Midcoast residents with deep local roots may be eligible for an increasingly rare New England honor.

Town clerks across the region are searching for the next recipients of their communities’ Boston Post Canes, which for more than 100 years have honored the eldest members of towns in Maine and beyond.

“One of my New Year’s projects is to find a new person,” Lisbon Town Clerk Lisa Ward said. “We haven’t found a willing recipient just yet.”

Ward is looking for a worthy successor to Eugene Dackmine, who after turning 100 wielded Lisbon’s cane for more than three years before his death in 2021.

Ward’s counterparts in Topsham, Harpswell and Bowdoinham are also all searching for the oldest members of their towns, who will join a long lineage of Boston Post Cane winners.

The tradition started in 1909, when Boston Post publisher Edwin A. Grozier mailed canes to 700 small towns in Maine, Massachusetts, New Hampshire and Rhode Island, according to the Boston Post Cane Information Center.

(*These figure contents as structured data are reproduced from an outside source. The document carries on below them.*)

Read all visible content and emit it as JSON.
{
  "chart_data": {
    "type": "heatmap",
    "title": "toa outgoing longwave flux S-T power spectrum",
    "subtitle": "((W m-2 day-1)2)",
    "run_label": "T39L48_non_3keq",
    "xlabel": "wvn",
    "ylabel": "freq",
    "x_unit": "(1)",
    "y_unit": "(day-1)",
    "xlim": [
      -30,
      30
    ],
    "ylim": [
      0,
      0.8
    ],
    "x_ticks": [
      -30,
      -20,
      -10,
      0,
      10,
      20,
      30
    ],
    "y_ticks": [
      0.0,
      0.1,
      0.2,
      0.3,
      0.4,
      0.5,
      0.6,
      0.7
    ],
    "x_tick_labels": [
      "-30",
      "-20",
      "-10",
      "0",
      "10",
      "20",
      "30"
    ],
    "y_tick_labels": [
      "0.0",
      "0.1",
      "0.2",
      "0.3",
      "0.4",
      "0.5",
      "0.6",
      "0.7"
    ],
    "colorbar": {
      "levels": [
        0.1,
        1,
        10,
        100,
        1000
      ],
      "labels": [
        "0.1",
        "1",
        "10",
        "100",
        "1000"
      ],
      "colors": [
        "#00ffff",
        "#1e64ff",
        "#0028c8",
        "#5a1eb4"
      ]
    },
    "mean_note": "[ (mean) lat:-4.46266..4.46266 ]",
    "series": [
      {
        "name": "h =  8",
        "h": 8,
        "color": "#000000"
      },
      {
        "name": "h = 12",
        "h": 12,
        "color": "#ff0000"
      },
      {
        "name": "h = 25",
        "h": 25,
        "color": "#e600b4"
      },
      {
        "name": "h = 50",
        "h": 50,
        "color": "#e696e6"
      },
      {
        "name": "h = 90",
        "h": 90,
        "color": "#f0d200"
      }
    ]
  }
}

Each gold-tipped cane, carved out of ebony from the Congo, was to be given to the town’s oldest man until his death, when it would move to the next oldest.

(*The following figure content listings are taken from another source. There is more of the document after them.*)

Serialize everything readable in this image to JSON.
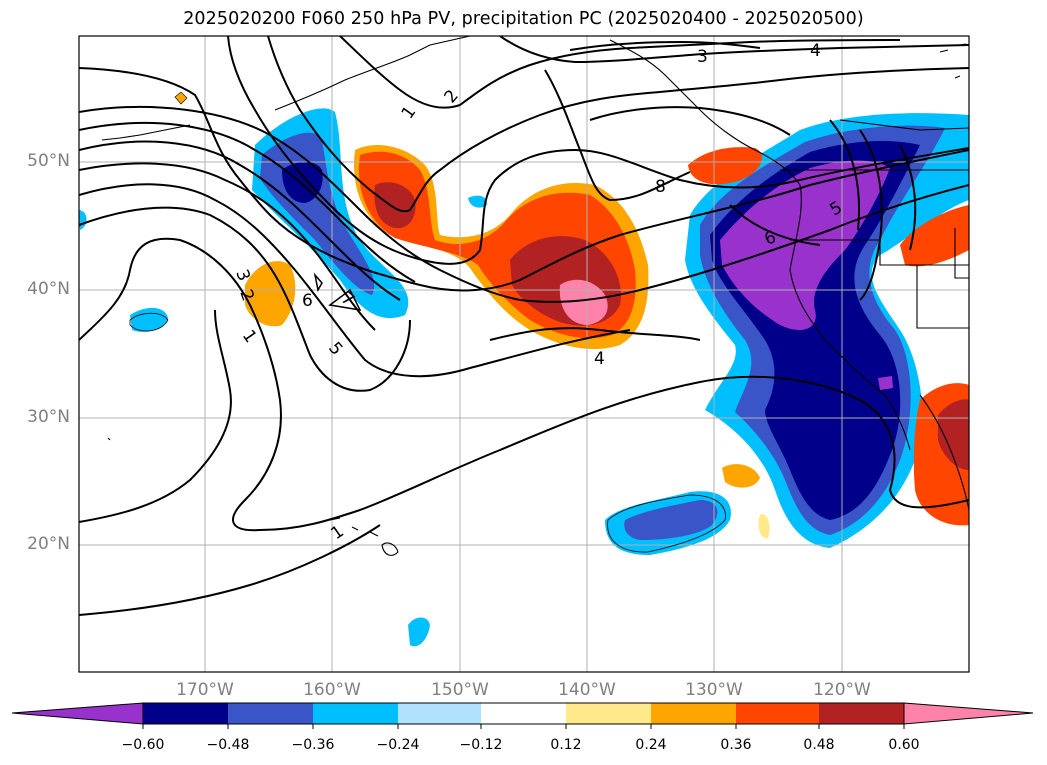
{
  "title": "2025020200 F060 250 hPa PV, precipitation PC (2025020400 - 2025020500)",
  "map": {
    "projection": "lat-lon",
    "lon_range": [
      "180°",
      "110°W"
    ],
    "lat_range": [
      "10°N",
      "60°N"
    ],
    "lat_labels": [
      "50°N",
      "40°N",
      "30°N",
      "20°N"
    ],
    "lon_labels": [
      "170°W",
      "160°W",
      "150°W",
      "140°W",
      "130°W",
      "120°W"
    ],
    "pv_contour_labels": [
      "1",
      "2",
      "3",
      "4",
      "5",
      "6",
      "7",
      "8"
    ],
    "gridlines": true,
    "coastlines": true
  },
  "colorbar": {
    "ticks": [
      "−0.60",
      "−0.48",
      "−0.36",
      "−0.24",
      "−0.12",
      "0.12",
      "0.24",
      "0.36",
      "0.48",
      "0.60"
    ],
    "colors": [
      "#9932cc",
      "#00008b",
      "#3a55c8",
      "#00bfff",
      "#b0e2ff",
      "#ffffff",
      "#ffe98a",
      "#ffa500",
      "#ff4500",
      "#b22222",
      "#ff82ab"
    ],
    "extend": "both"
  },
  "colors": {
    "purple": "#9932cc",
    "navy": "#00008b",
    "blue": "#3a55c8",
    "sky": "#00bfff",
    "light_blue": "#b0e2ff",
    "pale_yellow": "#ffe98a",
    "orange": "#ffa500",
    "red_orange": "#ff4500",
    "firebrick": "#b22222",
    "pink": "#ff82ab"
  }
}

Though the practice (minus the gender requirement) has survived long after the Boston Post shuttered more than 60 years ago, the history of the canes has branched into 700 unique stories.

The tradition died in Brunswick, as in other towns, when the cane went missing for several years, according to Aimée L. Keithan, museum services manager at the Pejepscot History Center. When Bob Naegely rediscovered the token in his office at 86 Maine St. in 1996, he donated it to the History Center.

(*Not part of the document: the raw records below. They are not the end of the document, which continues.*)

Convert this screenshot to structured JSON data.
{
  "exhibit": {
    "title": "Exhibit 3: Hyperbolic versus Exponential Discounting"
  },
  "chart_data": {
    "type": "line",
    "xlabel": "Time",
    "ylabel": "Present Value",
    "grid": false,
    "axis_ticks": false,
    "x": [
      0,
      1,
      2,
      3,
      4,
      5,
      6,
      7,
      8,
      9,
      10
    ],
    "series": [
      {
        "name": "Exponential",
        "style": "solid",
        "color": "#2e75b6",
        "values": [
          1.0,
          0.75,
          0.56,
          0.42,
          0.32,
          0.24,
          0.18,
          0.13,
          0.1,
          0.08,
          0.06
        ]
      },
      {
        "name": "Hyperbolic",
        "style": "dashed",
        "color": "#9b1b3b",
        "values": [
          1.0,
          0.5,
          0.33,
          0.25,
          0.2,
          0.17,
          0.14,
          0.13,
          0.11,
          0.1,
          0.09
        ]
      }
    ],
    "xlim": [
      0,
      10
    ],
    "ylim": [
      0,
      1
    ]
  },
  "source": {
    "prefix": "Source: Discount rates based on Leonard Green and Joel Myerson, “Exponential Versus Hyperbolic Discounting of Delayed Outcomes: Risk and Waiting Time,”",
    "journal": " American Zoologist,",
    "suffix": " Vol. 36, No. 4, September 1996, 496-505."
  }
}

Freeport has managed to keep its cane, but the tradition has fizzled out nonetheless, Town Clerk Christine Wolfe said. While the Town Council will sometimes give out honorary pins to centenarians upon request, it hasn’t given an official award to its oldest citizen in years.

Other communities have elected to revive the practice after long lapses. Though it hadn’t given the Boston Post Cane award since 2009, Topsham’s Town Council voted in 2017 to bring the honor back in a simplified form: Winners would now receive certificates instead Edwin A. Grozier’s original ebony.

Even after streamlining the process so town officials don’t need to chase down the physical canes, the process of finding the rightful honoree can still be complicated, according to clerks. Besides soliciting nominations from residents, they must spend time digging through annual town reports and voting records, consulting with tax and vehicle registration departments, and calling older residents to confirm they’re still alive.

Still, Bowdoinham Town Clerk Tina Magno said she’s excited to discover and share the story of a longtime resident — someone who will be almost as old as the cane they’ve earned.

“There’s so many people here in this town that do so much,” Magno said. “Just recognizing their efforts in making this town what it is, what it was and what it needs to become is what, hopefully, that cane can represent.”